Reading the Romans text as a map of the future after twenty centuries of generally disastrous Christian conduct toward the Jews… The map does not (yet?) correspond to our experience; it probably belongs in the file of unfulfilled prophecies (Daniel 11-12, etc.).
Reading the Romans text with attention to the convictions driving it: that might keep our imaginations engaged for a good bit.
- “The gifts and the calling of God are irrevocable.”
- “God has imprisoned all in disobedience so that he may be merciful to all.”
- “O the depth of the riches and wisdom and knowledge of God!”
God is playing a much longer game than we generally imagine.

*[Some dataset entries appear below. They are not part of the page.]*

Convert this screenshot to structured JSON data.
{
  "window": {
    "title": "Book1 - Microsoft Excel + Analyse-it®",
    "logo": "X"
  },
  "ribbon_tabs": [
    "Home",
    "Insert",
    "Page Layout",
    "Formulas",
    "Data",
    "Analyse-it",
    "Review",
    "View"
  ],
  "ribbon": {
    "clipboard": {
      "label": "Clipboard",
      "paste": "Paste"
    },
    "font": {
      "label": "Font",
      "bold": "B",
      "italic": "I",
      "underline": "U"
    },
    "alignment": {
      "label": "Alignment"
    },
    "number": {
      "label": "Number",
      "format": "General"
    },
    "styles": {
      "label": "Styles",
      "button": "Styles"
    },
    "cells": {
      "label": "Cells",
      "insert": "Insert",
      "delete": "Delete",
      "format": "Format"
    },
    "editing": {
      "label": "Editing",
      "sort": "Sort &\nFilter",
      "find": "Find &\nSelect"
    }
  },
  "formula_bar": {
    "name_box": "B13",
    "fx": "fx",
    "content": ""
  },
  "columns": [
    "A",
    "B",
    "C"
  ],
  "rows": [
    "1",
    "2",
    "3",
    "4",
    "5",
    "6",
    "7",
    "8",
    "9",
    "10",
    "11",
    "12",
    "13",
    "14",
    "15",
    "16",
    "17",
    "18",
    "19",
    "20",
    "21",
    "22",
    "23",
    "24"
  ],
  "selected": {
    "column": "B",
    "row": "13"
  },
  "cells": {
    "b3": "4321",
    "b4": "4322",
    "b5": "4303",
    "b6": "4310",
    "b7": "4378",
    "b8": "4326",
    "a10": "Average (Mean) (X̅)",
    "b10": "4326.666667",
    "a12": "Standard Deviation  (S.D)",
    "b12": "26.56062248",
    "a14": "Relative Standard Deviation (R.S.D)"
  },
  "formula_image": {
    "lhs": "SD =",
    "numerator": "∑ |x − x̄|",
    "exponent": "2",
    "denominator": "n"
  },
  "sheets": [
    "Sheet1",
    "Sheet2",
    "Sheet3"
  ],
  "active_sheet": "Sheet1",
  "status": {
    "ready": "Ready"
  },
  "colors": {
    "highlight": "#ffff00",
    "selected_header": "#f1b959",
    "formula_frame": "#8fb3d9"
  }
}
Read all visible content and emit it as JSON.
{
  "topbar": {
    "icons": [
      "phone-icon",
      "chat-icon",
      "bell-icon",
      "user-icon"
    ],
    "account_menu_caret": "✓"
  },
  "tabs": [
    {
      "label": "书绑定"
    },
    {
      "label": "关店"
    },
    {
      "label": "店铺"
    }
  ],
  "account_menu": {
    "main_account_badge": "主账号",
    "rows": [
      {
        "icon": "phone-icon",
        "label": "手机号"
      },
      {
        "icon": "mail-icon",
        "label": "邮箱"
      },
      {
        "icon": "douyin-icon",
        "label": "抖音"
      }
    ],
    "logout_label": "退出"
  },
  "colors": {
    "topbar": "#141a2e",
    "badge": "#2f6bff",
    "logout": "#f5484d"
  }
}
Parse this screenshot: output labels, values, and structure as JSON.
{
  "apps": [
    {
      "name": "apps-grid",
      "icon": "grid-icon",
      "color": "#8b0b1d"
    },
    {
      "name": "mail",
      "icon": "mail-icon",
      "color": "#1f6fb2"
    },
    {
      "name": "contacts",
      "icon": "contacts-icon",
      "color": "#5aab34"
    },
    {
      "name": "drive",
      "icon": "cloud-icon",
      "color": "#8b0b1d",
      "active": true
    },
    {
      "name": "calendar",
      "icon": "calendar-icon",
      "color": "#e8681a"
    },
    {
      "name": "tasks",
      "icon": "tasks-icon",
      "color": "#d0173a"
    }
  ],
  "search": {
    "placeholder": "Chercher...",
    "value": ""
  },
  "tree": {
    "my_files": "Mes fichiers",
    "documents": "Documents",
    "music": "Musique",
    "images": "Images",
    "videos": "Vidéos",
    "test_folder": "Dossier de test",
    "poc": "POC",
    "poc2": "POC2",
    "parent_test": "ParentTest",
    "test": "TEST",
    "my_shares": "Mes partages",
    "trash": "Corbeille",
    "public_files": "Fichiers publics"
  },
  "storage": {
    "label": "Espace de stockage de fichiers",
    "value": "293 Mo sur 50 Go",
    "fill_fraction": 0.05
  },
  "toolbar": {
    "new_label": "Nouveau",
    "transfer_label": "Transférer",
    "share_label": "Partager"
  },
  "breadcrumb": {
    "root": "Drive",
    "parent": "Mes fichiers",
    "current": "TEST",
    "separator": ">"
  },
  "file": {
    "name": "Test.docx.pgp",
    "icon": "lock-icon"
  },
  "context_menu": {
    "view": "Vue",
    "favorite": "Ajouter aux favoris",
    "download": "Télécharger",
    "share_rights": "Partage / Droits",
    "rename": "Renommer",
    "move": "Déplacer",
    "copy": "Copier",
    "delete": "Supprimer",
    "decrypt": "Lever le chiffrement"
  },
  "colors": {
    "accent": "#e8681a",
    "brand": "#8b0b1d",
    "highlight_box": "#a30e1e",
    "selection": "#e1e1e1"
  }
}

Sanders, toward the end of Paul, the Law, and the Jewish People: “Paul becomes most human when he encounters difficulty, and the sections which show Paul at his most human are 2 Cor. 11:16-29, where the problems are external, and Romans 7 and 9-11, where his Jewish and his Christian convictions come into conflict in his own mind.… he desperately sought a formula which would keep God’s promises to Israel intact, while insisting on faith in Jesus Christ.”
While working through Romans I happen to be reading Ellen Davis’ Opening Israel’s Scriptures. Noticing the parallel between Gen 6:5 and 8:21, Davis comments “The same reason given here for divine forbearance was cited earlier as the reason for the ruinous flood: the evil conceptions of the human heart, which grieved YHWH to the heart… The covenant with Noah is the enduring sign of God’s willingness to work with the concrete, flawed reality of human nature.” And perhaps that gives us hope that God will not leave Paul twisting in the wind indefinitely.